И вот я, опоздавший к отцу и познавший твою мать, спешу сказать сыну Телемаху: теперь некуда и незачем плыть.
Здесь, на Итаке, хватает забот. Нужно допросить стражников и служанок, и заменить половину. Дворец вычистить, а кое-где и заново отстроить. Уцелевшим кораблям обновить палубы и днища.
Теперь, когда у меня нет более надежного помощника, чем Ментор (он позабыл о болях в спине и сам себя начал вдруг называть тенью Дедала) – теперь мне нужно торопиться: пока он жив, я должен переложить письменами всех известных нам племен судьбу каждого рода, пожранного войной, и самое войну, и хитросплетения возвращений. Вместе с ним я должен успеть, иначе ни на каком берегу не останется от этих родов ни слова, ни имени, и всякий остров будет походить на Итаку. Я должен успеть (и Ментор поможет), но мне потребуется ещё не меньше дюжины писцов и резчиков печатей, не говоря о дереве, глине, стеблях тростника, листах для свитков, кистях, красках, особых столах и светильниках, печах, давильнях, ларях, хранилищах и рабах, обученных или знающих толк во всем этом. Достало бы только запасов и сил.

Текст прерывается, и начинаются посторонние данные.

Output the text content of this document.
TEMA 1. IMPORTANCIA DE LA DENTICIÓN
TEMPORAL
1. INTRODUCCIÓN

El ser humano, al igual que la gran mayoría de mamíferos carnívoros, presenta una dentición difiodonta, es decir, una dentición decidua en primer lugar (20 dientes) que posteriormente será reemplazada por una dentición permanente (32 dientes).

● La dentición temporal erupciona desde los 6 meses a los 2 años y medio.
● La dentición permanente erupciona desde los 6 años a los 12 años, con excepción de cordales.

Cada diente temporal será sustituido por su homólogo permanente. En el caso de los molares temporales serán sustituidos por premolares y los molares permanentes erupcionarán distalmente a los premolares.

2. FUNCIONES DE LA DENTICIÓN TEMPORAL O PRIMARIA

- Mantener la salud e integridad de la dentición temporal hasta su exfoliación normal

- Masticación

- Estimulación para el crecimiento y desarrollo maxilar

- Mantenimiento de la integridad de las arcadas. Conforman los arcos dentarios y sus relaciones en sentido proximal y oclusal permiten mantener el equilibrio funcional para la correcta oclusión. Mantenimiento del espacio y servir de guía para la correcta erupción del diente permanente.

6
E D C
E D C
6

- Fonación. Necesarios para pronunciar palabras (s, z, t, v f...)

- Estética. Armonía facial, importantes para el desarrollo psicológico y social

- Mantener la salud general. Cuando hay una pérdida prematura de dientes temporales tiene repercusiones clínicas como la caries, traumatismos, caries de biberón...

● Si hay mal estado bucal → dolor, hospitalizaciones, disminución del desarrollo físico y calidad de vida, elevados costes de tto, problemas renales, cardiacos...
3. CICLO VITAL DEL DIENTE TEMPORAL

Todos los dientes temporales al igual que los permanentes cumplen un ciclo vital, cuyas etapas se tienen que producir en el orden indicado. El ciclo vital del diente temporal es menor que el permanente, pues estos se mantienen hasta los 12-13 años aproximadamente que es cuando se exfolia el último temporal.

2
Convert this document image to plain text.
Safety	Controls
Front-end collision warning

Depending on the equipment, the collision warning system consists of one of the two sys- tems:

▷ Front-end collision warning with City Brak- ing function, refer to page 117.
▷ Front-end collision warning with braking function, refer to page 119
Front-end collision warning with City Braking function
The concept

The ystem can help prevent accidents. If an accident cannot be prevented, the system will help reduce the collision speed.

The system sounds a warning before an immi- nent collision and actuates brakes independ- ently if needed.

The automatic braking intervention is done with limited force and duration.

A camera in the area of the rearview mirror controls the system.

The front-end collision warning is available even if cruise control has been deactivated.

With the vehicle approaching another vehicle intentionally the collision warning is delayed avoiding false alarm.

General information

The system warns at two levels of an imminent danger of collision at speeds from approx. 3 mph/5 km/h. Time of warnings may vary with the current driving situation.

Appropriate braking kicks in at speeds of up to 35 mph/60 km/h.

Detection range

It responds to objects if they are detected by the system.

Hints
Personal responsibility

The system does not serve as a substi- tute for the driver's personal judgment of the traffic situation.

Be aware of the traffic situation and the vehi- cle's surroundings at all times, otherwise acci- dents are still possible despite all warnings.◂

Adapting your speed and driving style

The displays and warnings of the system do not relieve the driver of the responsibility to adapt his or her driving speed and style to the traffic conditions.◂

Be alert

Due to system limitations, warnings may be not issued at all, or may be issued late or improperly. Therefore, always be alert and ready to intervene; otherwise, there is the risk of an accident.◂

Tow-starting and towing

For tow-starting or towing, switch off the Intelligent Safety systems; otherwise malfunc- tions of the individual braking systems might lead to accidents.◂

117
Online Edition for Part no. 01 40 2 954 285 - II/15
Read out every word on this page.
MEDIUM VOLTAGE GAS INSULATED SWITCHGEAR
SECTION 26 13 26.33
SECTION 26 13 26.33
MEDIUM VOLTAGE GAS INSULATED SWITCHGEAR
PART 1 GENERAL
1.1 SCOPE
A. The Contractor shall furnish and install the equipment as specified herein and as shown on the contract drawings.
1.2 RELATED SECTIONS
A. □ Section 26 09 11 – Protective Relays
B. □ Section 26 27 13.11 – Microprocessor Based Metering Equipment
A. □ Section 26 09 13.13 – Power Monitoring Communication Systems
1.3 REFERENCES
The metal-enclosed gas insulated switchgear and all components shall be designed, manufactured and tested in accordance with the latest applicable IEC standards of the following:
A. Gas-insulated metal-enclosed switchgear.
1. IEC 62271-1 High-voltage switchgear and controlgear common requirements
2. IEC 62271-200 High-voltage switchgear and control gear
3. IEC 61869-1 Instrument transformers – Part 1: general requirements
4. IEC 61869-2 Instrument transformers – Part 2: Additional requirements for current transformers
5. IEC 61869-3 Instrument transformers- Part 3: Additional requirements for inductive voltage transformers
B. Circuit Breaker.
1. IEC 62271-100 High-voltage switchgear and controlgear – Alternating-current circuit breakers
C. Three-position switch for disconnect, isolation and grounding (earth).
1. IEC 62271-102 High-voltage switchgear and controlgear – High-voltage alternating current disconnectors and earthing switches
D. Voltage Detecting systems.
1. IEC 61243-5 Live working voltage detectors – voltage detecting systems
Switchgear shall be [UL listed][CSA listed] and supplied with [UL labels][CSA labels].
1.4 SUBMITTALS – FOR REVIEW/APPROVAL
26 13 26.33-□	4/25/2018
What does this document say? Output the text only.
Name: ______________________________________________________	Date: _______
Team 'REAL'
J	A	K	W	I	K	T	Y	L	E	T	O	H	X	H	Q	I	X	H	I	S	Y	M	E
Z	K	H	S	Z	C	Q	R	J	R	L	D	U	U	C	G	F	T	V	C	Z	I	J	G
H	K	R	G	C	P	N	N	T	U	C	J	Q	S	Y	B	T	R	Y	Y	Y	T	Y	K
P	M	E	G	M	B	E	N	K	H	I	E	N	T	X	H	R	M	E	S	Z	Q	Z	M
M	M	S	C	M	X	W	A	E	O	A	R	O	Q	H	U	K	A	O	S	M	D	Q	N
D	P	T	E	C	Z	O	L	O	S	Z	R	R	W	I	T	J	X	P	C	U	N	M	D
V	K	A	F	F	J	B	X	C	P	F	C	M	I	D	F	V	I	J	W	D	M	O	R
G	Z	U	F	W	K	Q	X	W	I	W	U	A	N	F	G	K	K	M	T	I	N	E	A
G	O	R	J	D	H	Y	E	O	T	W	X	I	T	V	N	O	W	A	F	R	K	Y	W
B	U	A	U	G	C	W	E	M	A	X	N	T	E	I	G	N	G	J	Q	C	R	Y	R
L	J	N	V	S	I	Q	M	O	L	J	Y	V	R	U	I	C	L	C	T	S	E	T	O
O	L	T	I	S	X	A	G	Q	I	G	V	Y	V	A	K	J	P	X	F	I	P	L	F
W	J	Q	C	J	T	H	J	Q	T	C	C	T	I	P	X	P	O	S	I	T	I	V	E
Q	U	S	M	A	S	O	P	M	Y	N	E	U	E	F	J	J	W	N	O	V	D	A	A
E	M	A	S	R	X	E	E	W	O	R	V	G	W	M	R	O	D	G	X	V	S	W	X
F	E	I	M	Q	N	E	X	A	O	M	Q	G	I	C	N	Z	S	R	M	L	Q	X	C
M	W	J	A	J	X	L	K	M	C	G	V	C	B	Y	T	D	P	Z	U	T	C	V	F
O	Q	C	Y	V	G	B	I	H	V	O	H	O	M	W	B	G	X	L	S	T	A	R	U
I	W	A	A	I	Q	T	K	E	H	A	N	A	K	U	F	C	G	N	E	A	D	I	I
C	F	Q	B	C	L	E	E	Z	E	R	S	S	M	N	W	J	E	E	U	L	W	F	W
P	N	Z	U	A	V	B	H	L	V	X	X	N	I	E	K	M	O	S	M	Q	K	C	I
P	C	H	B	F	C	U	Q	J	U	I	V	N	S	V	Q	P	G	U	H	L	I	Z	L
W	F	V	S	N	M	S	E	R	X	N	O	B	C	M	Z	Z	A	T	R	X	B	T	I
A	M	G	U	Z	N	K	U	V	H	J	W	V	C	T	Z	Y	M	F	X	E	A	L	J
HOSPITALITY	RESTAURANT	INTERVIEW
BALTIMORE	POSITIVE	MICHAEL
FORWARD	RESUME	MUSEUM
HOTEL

Но – главное (и тут не обойтись без тебя, Телемах), главное – надо отыскать убийцу отца. Я уже знаю место, где его нашли, и тех, кто мог желать ему смерти. Остается лишь следить и выспрашивать.
И потому я вновь пытаюсь нагнать твой корабль письменами и говорю тебе: разворачивай парус. Довольно море разлучало и обманывало нас.
Сына Телемаха ждёт не только Пенелопа – жду и я, властитель Пенелопы и Итаки. И хотя мне всё реже удаётся узнавать себя самого в зеркалах царицы, а лицо и речь моей матери ускользают из памяти всё чаще, хотя мне порой не хватает дня, и по утрам я уже не могу припомнить языка собственных снов, – я буду ждать тебя, – ведь я всё еще немного Телегон.
Позволь, Ментор, я налью тебе ещё вина. Совсем немного – знаю, добавлять воды ты всё равно не будешь…
Ты говоришь – счастье и стыд не живут вместе: счастье приходит и прогоняет стыд, а гонимый стыдом не бывает счастлив. Может быть и так, но отчего и ты прячешь глаза, когда – я вижу – они светятся радостью? Разве не смешиваем мы воду с вином, над чем вы с Телегоном смеётесь, и оба пьёте неразбавленное? И не я ли сама угощаю тебя теперь, хотя каждый из нас всё еще боится поверить в это?
Признаться, и мне не верилось, – не верится и сейчас, – что с нами могло случиться такое, но если я скажу, что к моему стыду не примешано счастья, – боюсь, не поверишь уже ты.
Ты как будто помолодел, Ментор, стал очень похожим на моего деда Ойбала. Многие, знаешь ли, принимали его за критянина – так болтлив и винолюбив был он. Однажды мы долго гостили у него – я и сёстры, Елена и Клитемнестра. Иногда по вечерам он являлся в девичью и развлекал нас сказками, поочередно усаживая каждую к себе на левое колено, и глаза его – я помню – блестели точно так же, как твои глаза мерцают влагой сейчас. Тогда я не догадывалась, конечно, что этот блеск и смех – не от одного вина, что он никогда не приходил к нам, если только не был перед тем обласкан какой-нибудь новенькой служанкой, – наш добрый дедушка Ойбал…
И вот я гляжу на тебя, Ментор, и вспоминаю сестёр, и почему-то чувствую себя счастливой, и мне стыдно.